Thank you, Secretary Besant, for appearing before the Committee today, particularly since you're coming directly from critical trade negotiations with China.  UN Ambassador Greer made progress, which we may learn more about during today's hearing.  I strongly support this engagement and the President's policy to press China to open up to American trade.   Nevertheless, the primary purpose for today's hearing is to discuss equally two critical issues, the President's budget for fiscal year 2026, as well as ongoing tax reform efforts.  The President's budget and economic agenda aim to put our country back on track by cutting wasteful government spending and unleashing economic growth, simultaneously boosting jobs, wages, and government revenue.   The administration has made significant progress in reducing spending by streamlining processes and improving efficiencies across agencies, including the Internal Revenue Service.  While some warned fiscal prudence at the IRS would harm tax collection, the opposite has proven true.  Individual income and payroll tax receipts came in $120 billion higher this year, in line with Congressional Budget Office projections.   These numbers are further evidence that Washington does not have a revenue problem.  It has a spending problem.   A critical part of the President's agenda, and my top priority as Finance Committee Chairman, is to permanently extend the successful 2017 Trump tax cuts and prevent a more than $4 trillion tax hike on American families and workers.  The 2017 Trump tax cuts increased investment, boosted economic growth, and allowed taxpayers to keep more of their hard-earned money.   Far from a handout to the wealthy, the reforms lowered tax rates for Americans of all income levels, and middle-class families reaped the largest proportional benefits.
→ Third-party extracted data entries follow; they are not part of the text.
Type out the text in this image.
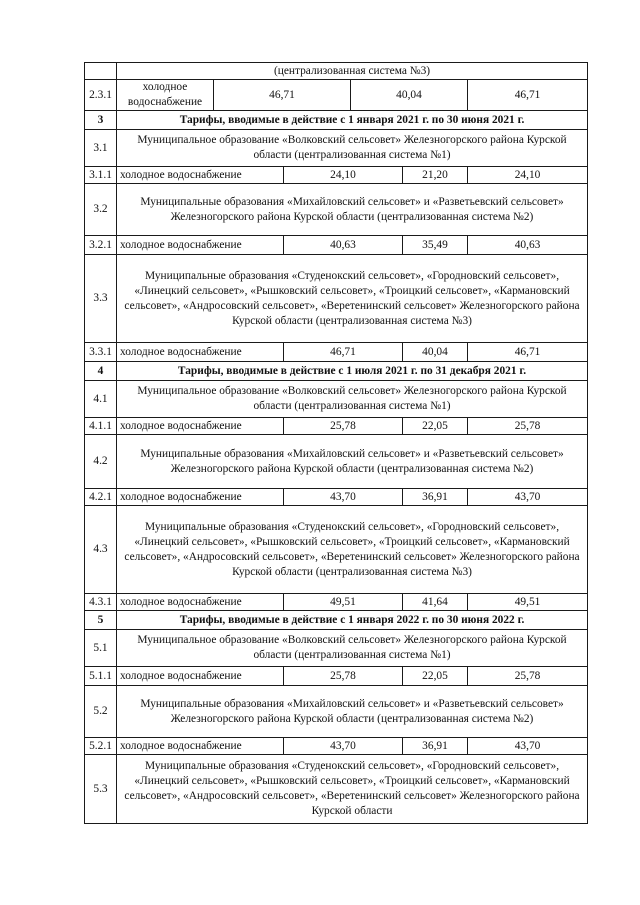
	(централизованная система №3)					
2.3.1	холодное водоснабжение	46,71		40,04		46,71
3	Тарифы, вводимые в действие с 1 января 2021 г. по 30 июня 2021 г.					
3.1	Муниципальное образование «Волковский сельсовет» Железногорского района Курской области (централизованная система №1)					
3.1.1	холодное водоснабжение		24,10		21,20	24,10
3.2	Муниципальные образования «Михайловский сельсовет» и «Разветьевский сельсовет» Железногорского района Курской области (централизованная система №2)					
3.2.1	холодное водоснабжение		40,63		35,49	40,63
3.3	Муниципальные образования «Студенокский сельсовет», «Городновский сельсовет», «Линецкий сельсовет», «Рышковский сельсовет», «Троицкий сельсовет», «Кармановский сельсовет», «Андросовский сельсовет», «Веретенинский сельсовет» Железногорского района Курской области (централизованная система №3)					
3.3.1	холодное водоснабжение		46,71		40,04	46,71
4	Тарифы, вводимые в действие с 1 июля 2021 г. по 31 декабря 2021 г.					
4.1	Муниципальное образование «Волковский сельсовет» Железногорского района Курской области (централизованная система №1)					
4.1.1	холодное водоснабжение		25,78		22,05	25,78
4.2	Муниципальные образования «Михайловский сельсовет» и «Разветьевский сельсовет» Железногорского района Курской области (централизованная система №2)					
4.2.1	холодное водоснабжение		43,70		36,91	43,70
4.3	Муниципальные образования «Студенокский сельсовет», «Городновский сельсовет», «Линецкий сельсовет», «Рышковский сельсовет», «Троицкий сельсовет», «Кармановский сельсовет», «Андросовский сельсовет», «Веретенинский сельсовет» Железногорского района Курской области (централизованная система №3)					
4.3.1	холодное водоснабжение		49,51		41,64	49,51
5	Тарифы, вводимые в действие с 1 января 2022 г. по 30 июня 2022 г.					
5.1	Муниципальное образование «Волковский сельсовет» Железногорского района Курской области (централизованная система №1)					
5.1.1	холодное водоснабжение		25,78		22,05	25,78
5.2	Муниципальные образования «Михайловский сельсовет» и «Разветьевский сельсовет» Железногорского района Курской области (централизованная система №2)					
5.2.1	холодное водоснабжение		43,70		36,91	43,70
5.3	Муниципальные образования «Студенокский сельсовет», «Городновский сельсовет», «Линецкий сельсовет», «Рышковский сельсовет», «Троицкий сельсовет», «Кармановский сельсовет», «Андросовский сельсовет», «Веретенинский сельсовет» Железногорского района Курской области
If these tax cuts expire, all Americans will be hit with the largest tax hike in U.S.  history.  The majority of the increase will fall on those making less than $400,000 per year.   The average family will see a $1,700 tax increase.  Small business owners will lose both their lower rates and the small business deduction, facing rates up to 43%.  Millions of families will see their child tax credit and their death tax exemptions cut in half.   Republicans are committed to preventing this tax hike and making the 2017 tax cuts permanent while delivering additional tax relief to middle-class families.  The House passage of the One Big Beautiful Bill was a significant achievement, and we're capitalizing on that momentum to deliver a bill to the President's desk as quickly as possible.  This legislation recognizes that extending proven tax reform is critical for working families.   The bill also recognizes the solution to our debt crisis is not to tax Americans more.  It is to spend less.  Tax revenues surpassed estimates this filing season, and tax revenue as a percent of GDP has remained consistent over the last 50 years at about 17%.   Simply extending current tax policy will not increase that deficit.  Republicans are undertaking significant spending reductions and have targeted more than $1.5 trillion in savings, the single largest reduction in mandatory spending in history.   These reforms target waste, fraud, and abuse that proliferated in our spending programs during the pandemic and under the Biden administration.  I understand some of my colleagues are now raising process concerns that they did not adhere to in the American Rescue Plan Act in 2021 or the Manchin-Schumer deal that became the Inflation Reduction Act in 2022.